In the months ahead, a series of 18 different classical music performances, DJ sets and dance performances will be held in various places throughout all six LAX terminals, as part of "LAX Presents." Look for more of those kinds of cultural activations throughout the renovation process.
5. The Private Suite
The presence of The Private Suite on the airport grounds probably won't appeal to everybdy, but it's the perfect tarmac bolthole if you're a Kardashian or anyone with a big line of credit. Beyond the creature comforts it provides to well-heeled travelers accustomed to pampering, the Private Suite also insulates celebrities from insensitive paparazzi—and at LAX, that is more of a issue than probably anywhere else.
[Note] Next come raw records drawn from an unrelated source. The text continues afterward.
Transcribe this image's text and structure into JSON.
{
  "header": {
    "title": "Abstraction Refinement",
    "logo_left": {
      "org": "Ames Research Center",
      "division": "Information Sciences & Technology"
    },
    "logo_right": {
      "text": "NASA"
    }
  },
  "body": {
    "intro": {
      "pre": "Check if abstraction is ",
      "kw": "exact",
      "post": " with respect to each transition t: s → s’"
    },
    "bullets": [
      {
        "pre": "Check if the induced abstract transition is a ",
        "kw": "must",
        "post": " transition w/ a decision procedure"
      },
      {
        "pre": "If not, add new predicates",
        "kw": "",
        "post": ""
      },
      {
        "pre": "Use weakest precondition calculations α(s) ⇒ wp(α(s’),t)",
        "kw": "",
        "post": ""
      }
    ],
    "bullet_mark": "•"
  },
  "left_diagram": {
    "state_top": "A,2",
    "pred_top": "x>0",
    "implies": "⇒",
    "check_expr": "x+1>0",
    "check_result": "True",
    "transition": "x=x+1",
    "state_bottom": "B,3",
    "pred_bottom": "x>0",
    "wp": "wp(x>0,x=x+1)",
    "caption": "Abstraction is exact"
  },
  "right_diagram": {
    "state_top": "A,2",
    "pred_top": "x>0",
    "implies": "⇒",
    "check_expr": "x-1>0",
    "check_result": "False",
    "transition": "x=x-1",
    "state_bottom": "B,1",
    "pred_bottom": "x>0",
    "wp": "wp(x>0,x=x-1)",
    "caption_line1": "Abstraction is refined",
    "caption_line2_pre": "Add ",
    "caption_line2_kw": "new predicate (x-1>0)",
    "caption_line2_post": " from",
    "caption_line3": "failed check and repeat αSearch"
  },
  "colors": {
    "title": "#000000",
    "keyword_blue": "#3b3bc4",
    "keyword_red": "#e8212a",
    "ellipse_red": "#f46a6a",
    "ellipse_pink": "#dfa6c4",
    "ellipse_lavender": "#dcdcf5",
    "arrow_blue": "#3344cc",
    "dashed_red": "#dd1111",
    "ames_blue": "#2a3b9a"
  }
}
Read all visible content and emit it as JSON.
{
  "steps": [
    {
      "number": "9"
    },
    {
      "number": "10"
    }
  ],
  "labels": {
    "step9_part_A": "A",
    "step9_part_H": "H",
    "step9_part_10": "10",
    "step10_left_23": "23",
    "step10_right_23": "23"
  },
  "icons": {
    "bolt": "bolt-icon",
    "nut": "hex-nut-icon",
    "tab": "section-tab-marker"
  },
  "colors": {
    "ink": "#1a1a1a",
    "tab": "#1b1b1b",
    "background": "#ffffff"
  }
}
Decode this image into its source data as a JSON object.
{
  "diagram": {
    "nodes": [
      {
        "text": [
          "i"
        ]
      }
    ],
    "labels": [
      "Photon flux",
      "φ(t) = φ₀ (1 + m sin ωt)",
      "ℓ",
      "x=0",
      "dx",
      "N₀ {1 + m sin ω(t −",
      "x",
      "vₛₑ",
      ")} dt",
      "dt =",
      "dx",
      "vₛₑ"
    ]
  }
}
6. LAX Airport Hotels Are Getting Better
Historically hotels at LAX were so depressing that you only stayed there if it was an absolute necessity. No longer: hotels like the Hyatt Regency LAX and bright Homewood Suites by Hilton are shaking things up with clean contemporary looks and incentivizing doing an overnight near the airport before your flight—not only a way to scoop up some points, but a way to hit the airport fresh and without traffic hassles. And while nobody walks in LA, the Hyatt Regency LAX is the hotel closest to the airport and you'll regularly see flight crew members walking from the lobby over to Terminal One (from which you can walk to other terminals).
7. Therapy dogs
For a few hours every week up to eight therapy dogs greet passengers in various LAX terminals and at the ground level of the Theme Building, part of the airport's Pets Unstressing Passengers (PUPs) program.
And at the Hyatt Regency LAX, they actually have a live-in canine ambassador, a rescue dog who goes by the name of Sir Hyatt. Pilots have been known to request some down time with Sir Hyatt by taking him on walks around the property which, this being LA, has a big outdoor pool too—great for splashing around in of course, but also for some awesome plane spotting.